January 28, 2009
Testifying in front of the State Senate today, Chancellor Joel Klein mentioned that the Department of Education and the state had reached an agreement, finally, on how the city will spend $387.5 million in restricted funds.
The money is part of the Campaign for Fiscal Equity settlement, which promised annual funding increases to needy school districts. To get the funds, districts must develop a plan, called a Contract for Excellence, that shows that they will spend the money on certain kinds of programs and to help the neediest students.
The state and the city have wrangled in the past over how much flexibility the city should have over allocating the funds. The agreement, quietly released yesterday, signals that the state has approved the city’s Contract for Excellence for this year and will disburse the funds.
The breakdown of spending in the DOE’s final plan (shown by program type above) is similar to what the department originally proposed back in July. The department will pay for a mix of school-based and citywide programs such as special education, prekindergarten, classes for students learning English, and principal training. (View plans by district.)
One thing that appears to have been yanked since the July plan: bonus pay for high-scoring schools. In July, the DOE proposed paying for the school-wide bonus program using Contracts for Excellence money. That’s not listed as an approved use of the funds in the plan released yesterday.
Most districts had their plans approved at the beginning of October. One possible reason for the delay in the DOE’s approval: a reprise of what insiders described as a bitter battle between state and city officials over the spending rules back in 2007, the first year the new funds were doled out.

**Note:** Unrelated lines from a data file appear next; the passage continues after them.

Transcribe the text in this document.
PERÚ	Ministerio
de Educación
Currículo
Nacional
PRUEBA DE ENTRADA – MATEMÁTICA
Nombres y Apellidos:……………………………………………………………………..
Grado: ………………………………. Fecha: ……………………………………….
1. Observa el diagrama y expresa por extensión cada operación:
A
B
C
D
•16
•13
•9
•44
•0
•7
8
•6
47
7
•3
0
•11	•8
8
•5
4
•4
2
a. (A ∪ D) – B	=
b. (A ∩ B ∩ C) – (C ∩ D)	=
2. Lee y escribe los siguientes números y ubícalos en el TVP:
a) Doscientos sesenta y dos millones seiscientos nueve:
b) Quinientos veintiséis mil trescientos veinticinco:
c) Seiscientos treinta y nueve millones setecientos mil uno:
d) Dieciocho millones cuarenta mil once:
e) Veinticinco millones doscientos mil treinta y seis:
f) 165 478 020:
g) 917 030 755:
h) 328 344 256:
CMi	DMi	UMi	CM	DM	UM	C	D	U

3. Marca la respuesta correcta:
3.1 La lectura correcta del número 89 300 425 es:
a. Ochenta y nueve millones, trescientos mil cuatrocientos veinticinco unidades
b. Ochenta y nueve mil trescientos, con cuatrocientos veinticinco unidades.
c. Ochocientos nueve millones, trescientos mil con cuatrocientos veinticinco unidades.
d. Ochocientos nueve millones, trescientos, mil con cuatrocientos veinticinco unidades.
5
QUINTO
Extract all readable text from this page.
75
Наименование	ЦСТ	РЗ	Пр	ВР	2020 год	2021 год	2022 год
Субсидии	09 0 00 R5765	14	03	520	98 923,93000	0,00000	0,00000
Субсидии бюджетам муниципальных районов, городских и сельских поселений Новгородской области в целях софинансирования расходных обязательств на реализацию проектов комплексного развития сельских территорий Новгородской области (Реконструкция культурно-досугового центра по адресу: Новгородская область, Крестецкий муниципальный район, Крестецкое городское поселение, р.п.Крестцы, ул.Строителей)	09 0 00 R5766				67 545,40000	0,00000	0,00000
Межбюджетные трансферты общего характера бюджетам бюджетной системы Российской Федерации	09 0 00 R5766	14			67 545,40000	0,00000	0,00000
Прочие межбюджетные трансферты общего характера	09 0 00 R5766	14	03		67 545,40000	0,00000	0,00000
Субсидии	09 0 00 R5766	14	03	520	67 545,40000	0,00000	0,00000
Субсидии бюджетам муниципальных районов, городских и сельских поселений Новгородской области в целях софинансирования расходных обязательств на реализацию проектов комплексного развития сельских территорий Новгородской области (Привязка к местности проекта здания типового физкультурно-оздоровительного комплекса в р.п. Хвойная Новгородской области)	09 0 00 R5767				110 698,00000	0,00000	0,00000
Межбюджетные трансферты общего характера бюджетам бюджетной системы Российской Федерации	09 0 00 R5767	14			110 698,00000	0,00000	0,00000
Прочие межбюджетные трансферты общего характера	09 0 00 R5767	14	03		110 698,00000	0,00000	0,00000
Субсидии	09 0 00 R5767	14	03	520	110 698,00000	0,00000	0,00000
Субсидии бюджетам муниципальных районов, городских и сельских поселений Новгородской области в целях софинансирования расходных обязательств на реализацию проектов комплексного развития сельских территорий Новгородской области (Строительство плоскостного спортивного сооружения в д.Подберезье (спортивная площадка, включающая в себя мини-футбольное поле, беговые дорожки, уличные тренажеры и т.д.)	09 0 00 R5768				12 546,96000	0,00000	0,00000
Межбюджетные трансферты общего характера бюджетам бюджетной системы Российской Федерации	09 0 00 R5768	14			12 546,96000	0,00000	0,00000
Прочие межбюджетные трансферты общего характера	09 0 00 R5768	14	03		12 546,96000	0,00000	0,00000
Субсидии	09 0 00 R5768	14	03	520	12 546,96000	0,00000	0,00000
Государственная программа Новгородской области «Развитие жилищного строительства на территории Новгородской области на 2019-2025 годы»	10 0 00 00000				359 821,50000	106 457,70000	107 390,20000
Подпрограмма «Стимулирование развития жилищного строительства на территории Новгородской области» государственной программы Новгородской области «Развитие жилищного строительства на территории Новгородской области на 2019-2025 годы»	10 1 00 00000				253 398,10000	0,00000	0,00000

Klein alluded to a drawn-out battle during his testimony in Albany. “They were tough but they were cooperative,” Klein said about state education officials with whom the DOE negotiated.
This contract might be the last one the DOE negotiates for a while: Governor Paterson has said the fiscal crisis could cause the state to delay disbursing the rest of the Campaign for Fiscal Equity funds. Outgoing Education Commissioner Richard Mills today urged the state not to stop increasing funding for needy districts.